'Devil in the details' of Thornton straw donor scandal

Partners received bonuses as apparent paybacks for making political donations

By Pat Murphy
BridgeTower Media Newswires
 
BOSTON, MA — Did Thornton Law Firm break campaign finance law by running an in-house program that used bonus payments to offset the political donations of three of the Boston firm’s partners?

Experts say the answer to that question will come down to what federal and state investigators uncover concerning the specifics of how the firm actually operated its payback program.

Whether they were illegal straw donations will turn on whether the capital accounts the firm says it was deducting from could be used for things other than political donations, whether the accounts were actually debited when partners left the firm, “and whether there was good accounting,” says Paul N. Barbadoro, an election law attorney with Baker, Braverman & Barbadoro in Quincy.

The legal world was rocked by an Oct. 29 investigative report by The Boston Globe in concert with the Center for Responsive Politics in Washington, D.C.

Between 2010 and 2014, partners Michael P. Thornton, Garrett J. Bradley and David C. Strouss made approximately $1.6 million in donations to mainly Democrat fundraising committees and politicians, according to The Globe. In turn, the newspaper reported that the Thornton firm paid those partners nearly $1.4 million in bonuses, with firm records showing that more than 280 of the partners’ contributions matched bonuses that they were paid within 10 days.

For example, the newspaper reported that Thornton, Bradley and Strouss each donated $2,000 to Sen. Harry Reid of Nevada on March 1, 2010, the same day they each received $2,000 bonuses from the firm.

The firm has taken the stance that the payback program complies with all state and federal campaign finance regulations and laws because the partners were paid bonuses out of their equity in the firm.

“The program was voluntary and only involved equity partners, who used their own personal after-tax money to make donations,” says the firm’s lawyer, Brian T. Kelly, in a statement. The Nixon Peabody attorney adds that 10 years ago his client hired an outside law firm to review how it wanted to handle donations to politicians and to obtain a legal opinion on how it should structure its program.

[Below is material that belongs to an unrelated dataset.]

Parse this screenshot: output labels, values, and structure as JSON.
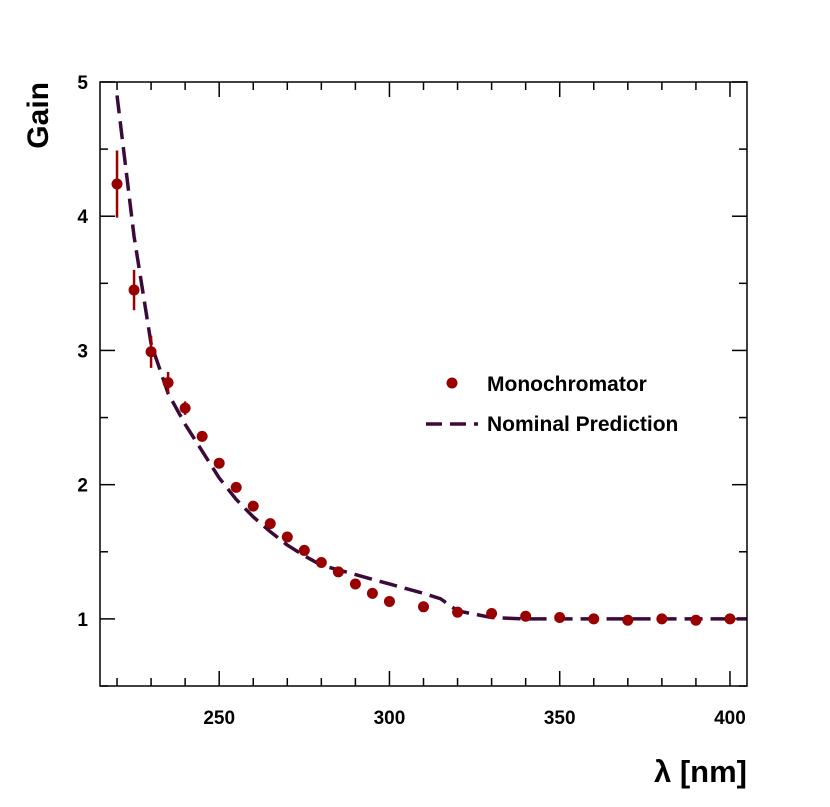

Further, Kelly says the firm hired an outside accountant to review and implement the program.

Attorney General Maura T. Healey recently indicated the Federal Election Commission and the Massachusetts Office of Campaign and Political Finance have begun looking into the firm.

The Globe has since reported that prosecutors in Boston have opened a grand jury investigation into the campaign contributions by the Thornton Law Firm’s partners.

That bad news for the firm came on the heels of news that the Campaign Legal Center, an election watchdog organization based in D.C., has filed a complaint asking the FEC to investigate whether the Thornton firm’s “scheme” for reimbursing partners for their political campaign contributions violated federal election law.

According to the Campaign Legal Center’s Brendan Fischer, the Thornton firm and the three partners named in the complaint could be in trouble if two facts come to light, the first being whether the bonus payments came from the firm’s operating accounts rather than from the partners’ equity accounts.

“If the funds were coming from Thornton Law Firm’s general treasury, then that would be a clear violation of [FECA’s] straw donor ban,” he says. “It’s a means of evading the federal law’s contribution limits and disclosure requirements.”
Even if the bonuses were paid from the partners’ equity accounts, it will be important for the firm to be able to show that partners were able to access funds in their equity accounts for purposes other than political contributions, Fischer says. On that issue, he points out that, in a 2009 advisory opinion, the FEC concluded such a reimbursement policy is permissible only if it is part of a regular compensation program that employees may use as a salary equivalent for a variety of activities.

It may be more understandable why the Thornton firm may have thought it was on firm legal ground under state election law. While G.L.c. 55, §8 generally prohibits political donations to candidates from business or professional corporations and partnerships, a state regulation, 970 CMR 1.04(3), states that where “accounts are created by a partnership to hold the equity interest of individual partners, however, such accounts may be used by partners to make individual contributions.”

Boston campaign finance attorney Paul W. Johnson says the regulation appears to be relevant to the situation at the Thornton firm as reported by The Globe.

However, Johnson points out that the application of the regulation will depend on the facts uncovered in forthcoming investigations.

“The application of [970 CMR 1.04(3)] will turn on the circumstances relating to the internal accounting and bookkeeping at the Thornton law firm,” Johnson says.

Barbadoro is not so sure the regulation will ultimately save the firm and its partners from being penalized for breaking state election law.

“State election laws also prohibit straw donations,” he says. “The devil is going to be in the details.”